More than 300 people have been severely injured during a violent anti-Valentine’s Day protest march in Trafalgar Square yesterday afternoon, say police.
The march, which was organised by London’s single community as a show of defiance against the celebration of a day devoted to love, romance and affection, is thought to have turned ugly when the group tried to march past a card shop at around lunchtime.
“All we could see in the shop was heart-shaped balloons, little teddy bears clutching big red hearts, and a ridiculous number of cards,” said Julian Reynolds, 29, a singleton of more than four years, who saw the escalating violence.

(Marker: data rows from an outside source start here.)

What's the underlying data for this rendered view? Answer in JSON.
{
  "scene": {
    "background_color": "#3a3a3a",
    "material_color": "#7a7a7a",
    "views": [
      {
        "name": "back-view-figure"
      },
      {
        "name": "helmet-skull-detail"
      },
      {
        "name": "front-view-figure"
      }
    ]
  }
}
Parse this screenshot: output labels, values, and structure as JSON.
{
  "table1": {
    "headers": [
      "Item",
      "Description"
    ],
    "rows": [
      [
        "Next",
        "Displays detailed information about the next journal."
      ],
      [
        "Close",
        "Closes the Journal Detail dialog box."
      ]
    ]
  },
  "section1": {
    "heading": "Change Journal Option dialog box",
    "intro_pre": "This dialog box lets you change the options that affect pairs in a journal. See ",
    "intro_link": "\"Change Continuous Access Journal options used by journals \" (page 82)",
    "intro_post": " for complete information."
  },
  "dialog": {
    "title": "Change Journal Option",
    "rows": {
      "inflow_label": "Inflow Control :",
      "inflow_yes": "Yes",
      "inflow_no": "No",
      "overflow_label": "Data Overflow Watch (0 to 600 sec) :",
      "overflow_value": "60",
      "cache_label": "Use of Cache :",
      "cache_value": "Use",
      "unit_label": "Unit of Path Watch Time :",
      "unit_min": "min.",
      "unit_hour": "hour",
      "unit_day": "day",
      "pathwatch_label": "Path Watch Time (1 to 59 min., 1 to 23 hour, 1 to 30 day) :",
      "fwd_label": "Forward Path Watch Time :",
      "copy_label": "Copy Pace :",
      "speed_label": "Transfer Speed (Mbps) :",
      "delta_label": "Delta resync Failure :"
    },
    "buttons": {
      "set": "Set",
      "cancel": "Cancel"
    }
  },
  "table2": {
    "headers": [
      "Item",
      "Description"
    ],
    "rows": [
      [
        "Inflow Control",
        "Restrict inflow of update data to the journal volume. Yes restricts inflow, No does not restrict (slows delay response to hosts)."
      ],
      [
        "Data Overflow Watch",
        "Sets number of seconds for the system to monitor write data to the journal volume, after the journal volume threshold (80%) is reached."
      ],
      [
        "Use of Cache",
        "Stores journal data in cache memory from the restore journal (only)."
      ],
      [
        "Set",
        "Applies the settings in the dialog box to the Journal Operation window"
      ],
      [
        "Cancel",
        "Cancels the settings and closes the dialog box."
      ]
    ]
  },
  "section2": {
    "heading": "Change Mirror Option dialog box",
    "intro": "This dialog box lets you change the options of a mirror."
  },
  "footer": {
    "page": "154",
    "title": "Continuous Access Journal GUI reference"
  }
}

“It’s like they were trying to rub our noses in it. I’m not sure who started it, but before long people were kicking in the window and attacking the Valentine’s Day paraphenalia with their hands and teeth. Everyone was pretty upset about the whole thing. At one point I saw a grown man throttling a Special Edition Valentine’s Winnie the Pooh toy with his bare hands.”
Before long the protestors were holding running battles with police, hurling Love Hearts and chocolates at officers. “Look, I know that getting in the riot police to deal with a bunch of people throwing around sweets might look harsh,” said a police spokesperson.
“But the fact of the matter is that in the wrong hands, a Love Heart can be a deadly missile. One of our officers nearly had his eye taken out.”
Alan Stewart, who founded the London Society of Singles (LSS), the organisers of the march, apologised for the clashes, but argued that violence was an inevitable consequence of the pent-up anger and frustration his members were experiencing.
“We were protesting against having to put up with everyone else we know banging on over Facebook and Twitter about having breakfast in bed, cooking a special Valentine’s meal, or getting their loved one something special and romantic. You’d have to be a saint to put up with that and not go slightly mental.
“Just because we are not committed to a serious, monogomous long-term relationship, and are lacking in good looks and social graces does not mean that we should be regarded as second class citizens. We think there should be a National Singles Day, where everybody should buy singletons they know a card and a present. That way, at least, there’s a chance we might not feel physically ill every February 14th. But only a small one.”